The gqcnn Python package is for training and analysis of Grasp Quality Convolutional Neural Networks (GQ-CNNs). It is part of the ongoing Dexterity-Network (Dex-Net) project created and maintained by the AUTOLAB at UC Berkeley.
Please see the docs for installation and usage instructions.
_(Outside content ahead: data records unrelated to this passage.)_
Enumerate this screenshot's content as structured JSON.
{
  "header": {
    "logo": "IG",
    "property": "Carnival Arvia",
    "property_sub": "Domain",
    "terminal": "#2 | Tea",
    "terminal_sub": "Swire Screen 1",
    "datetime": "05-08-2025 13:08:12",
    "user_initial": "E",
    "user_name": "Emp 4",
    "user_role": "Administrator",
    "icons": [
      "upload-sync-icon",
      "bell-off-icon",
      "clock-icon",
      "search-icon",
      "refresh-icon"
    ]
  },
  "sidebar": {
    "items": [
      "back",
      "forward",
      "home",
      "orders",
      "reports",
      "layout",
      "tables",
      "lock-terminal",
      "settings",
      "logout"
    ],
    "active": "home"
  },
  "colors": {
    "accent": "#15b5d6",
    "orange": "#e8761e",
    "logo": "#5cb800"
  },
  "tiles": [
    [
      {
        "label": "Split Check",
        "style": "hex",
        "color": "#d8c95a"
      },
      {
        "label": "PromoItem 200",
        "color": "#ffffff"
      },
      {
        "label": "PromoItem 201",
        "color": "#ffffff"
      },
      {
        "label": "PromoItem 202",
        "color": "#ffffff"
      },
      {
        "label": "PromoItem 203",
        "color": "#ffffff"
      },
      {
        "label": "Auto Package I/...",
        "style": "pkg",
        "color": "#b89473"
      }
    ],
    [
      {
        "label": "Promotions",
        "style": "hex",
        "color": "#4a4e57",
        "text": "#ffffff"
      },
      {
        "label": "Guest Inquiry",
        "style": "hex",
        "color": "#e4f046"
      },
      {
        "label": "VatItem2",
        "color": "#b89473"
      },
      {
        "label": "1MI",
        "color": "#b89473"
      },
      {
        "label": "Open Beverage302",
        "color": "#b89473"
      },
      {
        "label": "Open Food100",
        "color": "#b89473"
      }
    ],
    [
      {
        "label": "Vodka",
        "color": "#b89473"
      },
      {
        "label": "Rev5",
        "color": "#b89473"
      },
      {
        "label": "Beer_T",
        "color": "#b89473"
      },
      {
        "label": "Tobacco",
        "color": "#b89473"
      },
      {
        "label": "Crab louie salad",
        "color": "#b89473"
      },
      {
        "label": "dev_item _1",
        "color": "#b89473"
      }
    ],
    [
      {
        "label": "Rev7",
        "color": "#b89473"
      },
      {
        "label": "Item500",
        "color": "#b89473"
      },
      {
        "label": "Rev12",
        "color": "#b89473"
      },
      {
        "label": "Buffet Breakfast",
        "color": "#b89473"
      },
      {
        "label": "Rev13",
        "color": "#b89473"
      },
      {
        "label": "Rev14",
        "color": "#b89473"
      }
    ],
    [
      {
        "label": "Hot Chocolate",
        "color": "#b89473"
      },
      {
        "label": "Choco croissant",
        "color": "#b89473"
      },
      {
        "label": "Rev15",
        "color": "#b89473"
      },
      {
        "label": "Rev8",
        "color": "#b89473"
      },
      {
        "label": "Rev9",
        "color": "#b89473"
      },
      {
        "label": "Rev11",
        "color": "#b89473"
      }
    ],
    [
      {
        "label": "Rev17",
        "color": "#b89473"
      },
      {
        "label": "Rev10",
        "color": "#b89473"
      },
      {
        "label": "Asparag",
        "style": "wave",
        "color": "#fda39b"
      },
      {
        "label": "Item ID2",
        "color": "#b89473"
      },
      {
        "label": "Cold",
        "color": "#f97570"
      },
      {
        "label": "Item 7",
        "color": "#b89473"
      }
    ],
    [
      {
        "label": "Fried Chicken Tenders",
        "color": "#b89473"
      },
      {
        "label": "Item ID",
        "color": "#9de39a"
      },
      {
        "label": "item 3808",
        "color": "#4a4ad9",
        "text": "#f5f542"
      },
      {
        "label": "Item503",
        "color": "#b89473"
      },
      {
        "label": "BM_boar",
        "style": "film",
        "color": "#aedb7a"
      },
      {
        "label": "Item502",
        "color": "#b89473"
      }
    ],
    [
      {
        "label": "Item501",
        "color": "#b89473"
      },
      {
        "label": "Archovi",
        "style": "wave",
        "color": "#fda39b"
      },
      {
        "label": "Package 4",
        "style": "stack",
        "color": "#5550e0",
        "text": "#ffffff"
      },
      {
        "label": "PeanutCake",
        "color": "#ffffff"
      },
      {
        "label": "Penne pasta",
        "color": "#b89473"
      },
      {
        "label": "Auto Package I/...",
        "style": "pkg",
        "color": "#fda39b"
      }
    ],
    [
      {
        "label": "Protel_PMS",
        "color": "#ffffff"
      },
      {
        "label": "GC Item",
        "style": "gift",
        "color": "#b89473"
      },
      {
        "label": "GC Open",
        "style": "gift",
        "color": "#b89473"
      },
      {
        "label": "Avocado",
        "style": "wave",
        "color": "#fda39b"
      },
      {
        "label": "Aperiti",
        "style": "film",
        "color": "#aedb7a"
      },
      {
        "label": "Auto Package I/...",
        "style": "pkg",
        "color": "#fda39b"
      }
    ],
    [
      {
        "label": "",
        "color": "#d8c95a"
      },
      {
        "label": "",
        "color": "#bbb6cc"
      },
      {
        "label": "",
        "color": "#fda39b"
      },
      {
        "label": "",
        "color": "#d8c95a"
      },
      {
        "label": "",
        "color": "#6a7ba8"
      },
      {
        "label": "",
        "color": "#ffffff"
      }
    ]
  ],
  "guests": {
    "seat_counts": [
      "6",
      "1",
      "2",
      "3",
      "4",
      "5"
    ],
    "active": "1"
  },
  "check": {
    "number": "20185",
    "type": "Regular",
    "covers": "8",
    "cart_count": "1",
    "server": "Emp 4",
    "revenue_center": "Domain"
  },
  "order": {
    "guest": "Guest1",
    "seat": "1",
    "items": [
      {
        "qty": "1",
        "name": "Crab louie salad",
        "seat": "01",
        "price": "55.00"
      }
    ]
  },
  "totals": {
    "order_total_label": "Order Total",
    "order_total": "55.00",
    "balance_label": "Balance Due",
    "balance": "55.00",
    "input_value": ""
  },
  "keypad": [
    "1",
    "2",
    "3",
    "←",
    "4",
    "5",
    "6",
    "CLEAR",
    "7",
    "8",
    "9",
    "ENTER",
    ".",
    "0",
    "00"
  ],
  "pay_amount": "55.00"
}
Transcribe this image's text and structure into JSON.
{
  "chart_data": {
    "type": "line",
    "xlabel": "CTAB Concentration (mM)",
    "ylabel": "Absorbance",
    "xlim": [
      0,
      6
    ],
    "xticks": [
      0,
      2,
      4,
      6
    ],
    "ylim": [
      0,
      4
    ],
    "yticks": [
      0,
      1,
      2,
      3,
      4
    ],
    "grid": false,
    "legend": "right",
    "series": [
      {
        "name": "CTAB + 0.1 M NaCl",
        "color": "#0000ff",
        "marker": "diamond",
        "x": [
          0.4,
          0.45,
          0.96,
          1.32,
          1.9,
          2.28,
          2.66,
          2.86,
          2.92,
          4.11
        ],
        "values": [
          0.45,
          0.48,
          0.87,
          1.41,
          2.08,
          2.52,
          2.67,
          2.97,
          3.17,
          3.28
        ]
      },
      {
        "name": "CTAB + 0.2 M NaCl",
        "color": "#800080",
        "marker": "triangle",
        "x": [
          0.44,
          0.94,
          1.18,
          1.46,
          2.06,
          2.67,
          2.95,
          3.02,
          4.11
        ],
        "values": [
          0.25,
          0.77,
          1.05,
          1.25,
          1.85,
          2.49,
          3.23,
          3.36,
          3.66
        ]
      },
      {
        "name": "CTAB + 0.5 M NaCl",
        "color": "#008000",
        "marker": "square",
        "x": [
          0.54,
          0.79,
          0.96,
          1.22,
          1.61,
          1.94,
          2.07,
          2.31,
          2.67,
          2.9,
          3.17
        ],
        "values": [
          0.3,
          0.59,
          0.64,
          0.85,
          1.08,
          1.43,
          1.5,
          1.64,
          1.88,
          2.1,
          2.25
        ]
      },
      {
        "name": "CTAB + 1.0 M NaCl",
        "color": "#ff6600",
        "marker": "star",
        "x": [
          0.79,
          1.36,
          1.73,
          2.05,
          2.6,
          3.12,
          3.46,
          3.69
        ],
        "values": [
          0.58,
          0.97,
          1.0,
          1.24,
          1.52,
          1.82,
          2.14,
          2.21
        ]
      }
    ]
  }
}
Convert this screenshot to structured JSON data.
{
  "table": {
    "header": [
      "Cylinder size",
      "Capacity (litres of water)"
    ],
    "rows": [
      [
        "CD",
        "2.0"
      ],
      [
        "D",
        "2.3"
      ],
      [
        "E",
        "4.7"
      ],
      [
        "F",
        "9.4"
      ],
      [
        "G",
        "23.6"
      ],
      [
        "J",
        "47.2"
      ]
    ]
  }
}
1.clone docker to your <workspace_ws>.
git clone https://github.com/errrr0501/docker_20.04_CUDA12_tf1.15
2.build it and run it.
3.clone and build realsense_ros2_wrapper.
#open a new terminal
mkdir <your realsense workspace>
cd <your realsense workspace>
git clone https://github.com/IntelRealSense/realsense-ros.git -b ros2-development
colcon build
4.make a workspace and clone gqcnn and autolab_core.
#open a new terminal
mkdir <your gqcnn workspace>
cd <your gqcnn workspace>
git clone https://github.com/errrr0501/ROS2_gqcnn.git
git clone https://github.com/errrr0501/ROS2_autolab_core.git
colcon build
5.use with your camera topic.
#open a new terminal
cd <your realsense workspace>
source install/setup.bash
ros2 launch realsense2_camera rs_launch.py depth_module.profile:=640x480x30 rgb_camera.profile:=640x480x30 align_depth.enable:=true
#open a new terminal
cd <your gqcnn workspace>
source install/setup.bash
ros2 launch gqcnn grasp_planning_service.launch.py
#open a new terminal
source install/setup.bash
python3 src/ROS2_gqcnn/gqcnn/examples/policy_camera_ros2.py
If you use any part of this code in a publication, please cite the appropriate Dex-Net publication.